NEW ORLEANS (Reuters Health), Feb 7 - The study randomized 38 acute ischemic stroke patients within 3 to 9 hours of stroke onset. The investigators also used MRI perfusion/diffusion mismatch as an eligibility criteria.

Dr. Anthony Furlan of the Cleveland Clinic Foundation in Ohio said that the reperfusion rate in patients randomized to 125 micrograms/kilogram IV desmoteplase was 53.3%, compared with 37.5% in the placebo arm.

Dr. Furlan presented results of the Dose Escalation study of Desmoteplase in Acute Ischemic Stroke (DEDAS) at a late-breaking clinical trials session Friday at the American Stroke Association International Stroke Conference 2005.

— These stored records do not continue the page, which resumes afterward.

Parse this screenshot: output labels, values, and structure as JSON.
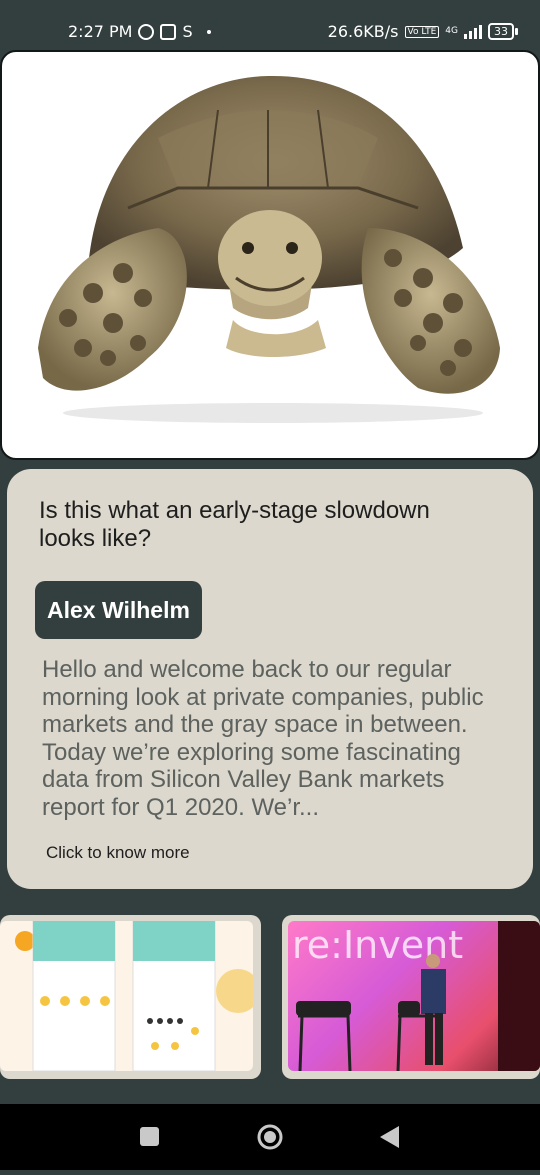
{
  "status_bar": {
    "time": "2:27 PM",
    "network_speed": "26.6KB/s",
    "network_type": "4G",
    "volte_badge": "Vo LTE",
    "battery": "33",
    "icons": [
      "whatsapp-icon",
      "gallery-icon",
      "sync-icon",
      "dot-icon",
      "signal-icon",
      "battery-icon"
    ]
  },
  "article": {
    "headline": "Is this what an early-stage slowdown looks like?",
    "author": "Alex Wilhelm",
    "excerpt": "Hello and welcome back to our regular morning look at private companies, public markets and the gray space in between. Today we’re exploring some fascinating data from Silicon Valley Bank markets report for Q1 2020. We’r...",
    "more_label": "Click to know more"
  },
  "thumbnails": {
    "second_overlay_text": "re:Invent"
  },
  "colors": {
    "background": "#333e3e",
    "card": "#dcd8cd",
    "chip": "#333e3e",
    "nav_bar": "#000000"
  },
  "nav_bar": {
    "icons": [
      "recents-square-icon",
      "home-circle-icon",
      "back-triangle-icon"
    ]
  }
}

A second desmoteplase dose -- 90 micrograms/kilogram -- was not superior to placebo (18.2% reperfusion rate). However this dose was effective in an earlier European study and Dr. Furlan said it will be investigated in a large, multinational study of desmoteplase that will begin enrollment in April.

"In terms of safety, there were no symptomatic intracerebral hemorrhages," he said. An earlier study of desmoteplase reported one symptomatic intracerebral hemorrhage. "Combining both studies the hemorrhage rate was 2%, which is less than the 6% hemorrhage rate reported with tPA," he said.

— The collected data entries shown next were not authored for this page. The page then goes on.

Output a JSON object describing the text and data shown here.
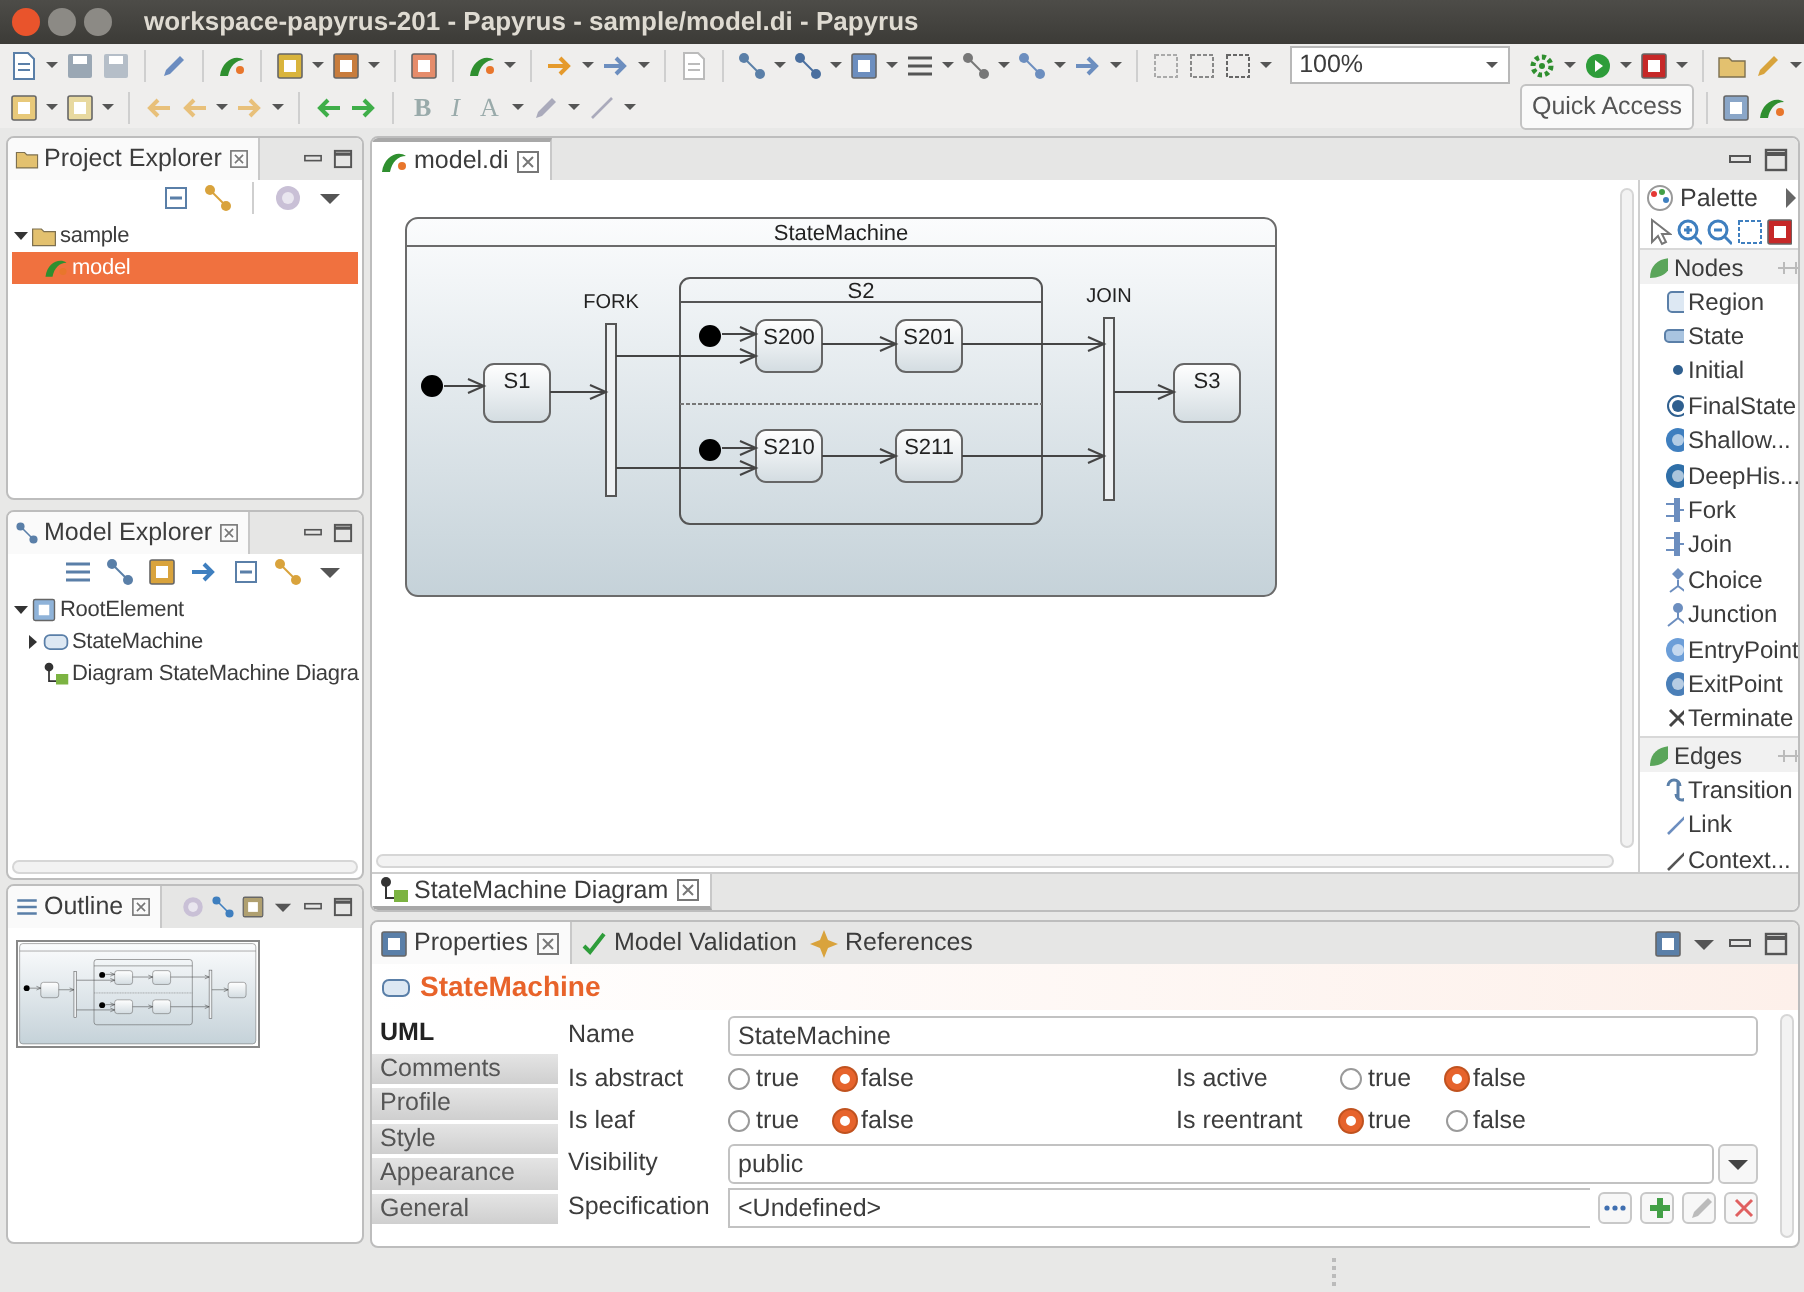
{
  "window": {
    "title": "workspace-papyrus-201 - Papyrus - sample/model.di - Papyrus"
  },
  "toolbar": {
    "zoom": "100%",
    "text_buttons": [
      "B",
      "I",
      "A"
    ],
    "quick_access": "Quick Access"
  },
  "project_explorer": {
    "title": "Project Explorer",
    "tree": [
      {
        "label": "sample",
        "kind": "folder",
        "selected": false,
        "expanded": true,
        "children": [
          {
            "label": "model",
            "kind": "model",
            "selected": true
          }
        ]
      }
    ]
  },
  "model_explorer": {
    "title": "Model Explorer",
    "tree": [
      {
        "label": "RootElement",
        "kind": "package",
        "selected": false,
        "expanded": true,
        "children": [
          {
            "label": "StateMachine",
            "kind": "statemachine",
            "selected": false,
            "expanded": false
          },
          {
            "label": "Diagram StateMachine Diagra",
            "kind": "diagram",
            "selected": false
          }
        ]
      }
    ]
  },
  "outline": {
    "title": "Outline"
  },
  "editor": {
    "tabs": [
      {
        "label": "model.di",
        "selected": true
      }
    ],
    "diagram": {
      "title": "StateMachine",
      "elements": [
        {
          "kind": "initial"
        },
        {
          "kind": "state",
          "label": "S1"
        },
        {
          "kind": "fork",
          "label": "FORK"
        },
        {
          "kind": "composite",
          "label": "S2"
        },
        {
          "kind": "initial"
        },
        {
          "kind": "state",
          "label": "S200"
        },
        {
          "kind": "state",
          "label": "S201"
        },
        {
          "kind": "initial"
        },
        {
          "kind": "state",
          "label": "S210"
        },
        {
          "kind": "state",
          "label": "S211"
        },
        {
          "kind": "join",
          "label": "JOIN"
        },
        {
          "kind": "state",
          "label": "S3"
        }
      ]
    },
    "palette": {
      "title": "Palette",
      "groups": [
        {
          "label": "Nodes",
          "items": [
            "Region",
            "State",
            "Initial",
            "FinalState",
            "Shallow...",
            "DeepHis...",
            "Fork",
            "Join",
            "Choice",
            "Junction",
            "EntryPoint",
            "ExitPoint",
            "Terminate"
          ]
        },
        {
          "label": "Edges",
          "items": [
            "Transition",
            "Link",
            "Context..."
          ]
        }
      ]
    },
    "diagram_tabs": [
      {
        "label": "StateMachine Diagram",
        "selected": true
      }
    ]
  },
  "properties": {
    "tabs": [
      {
        "label": "Properties",
        "selected": true
      },
      {
        "label": "Model Validation",
        "selected": false
      },
      {
        "label": "References",
        "selected": false
      }
    ],
    "element": "StateMachine",
    "sections": [
      {
        "label": "UML",
        "selected": true
      },
      {
        "label": "Comments",
        "selected": false
      },
      {
        "label": "Profile",
        "selected": false
      },
      {
        "label": "Style",
        "selected": false
      },
      {
        "label": "Appearance",
        "selected": false
      },
      {
        "label": "General",
        "selected": false
      }
    ],
    "name": {
      "label": "Name",
      "value": "StateMachine"
    },
    "booleans": [
      {
        "label": "Is abstract",
        "options": [
          {
            "label": "true",
            "selected": false
          },
          {
            "label": "false",
            "selected": true
          }
        ]
      },
      {
        "label": "Is active",
        "options": [
          {
            "label": "true",
            "selected": false
          },
          {
            "label": "false",
            "selected": true
          }
        ]
      },
      {
        "label": "Is leaf",
        "options": [
          {
            "label": "true",
            "selected": false
          },
          {
            "label": "false",
            "selected": true
          }
        ]
      },
      {
        "label": "Is reentrant",
        "options": [
          {
            "label": "true",
            "selected": true
          },
          {
            "label": "false",
            "selected": false
          }
        ]
      }
    ],
    "visibility": {
      "label": "Visibility",
      "value": "public"
    },
    "specification": {
      "label": "Specification",
      "value": "<Undefined>"
    }
  }
}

The study randomized 38 acute ischemic stroke patients within 3 to 9 hours of stroke onset. Dr. Furlan presented results of the intention-to-treat analysis of 37 patients. Entry criteria included a National Institutes of Health Stroke Score (NIHSS) of 4 to 20. Moreover, Dr. Furlan said this is the first clinical trial to use MRI perfusion/diffusion mismatch as an eligibility criteria -- patients were required to have at least a 20% PWI/DWI mismatch on MRI.

Eight patients were randomized to placebo, 14 to 90 microgram/kilogram or 15 to 125 micrograms/kilogram of desmoteplase. At 90 days, 9 patients in the high-dose arm had clinical improvement (60%) versus 2 in the placebo arm (25%) and 4 in the lower dose arm (28.6%), but Dr. Furlan said these results were not clinically significant "because the study was too small to demonstrate significance."

The study was funded by Paion Pharmaceutical in Aachen, Germany. The phase III trial will be supported by Forest Pharmaceuticals of St. Louis.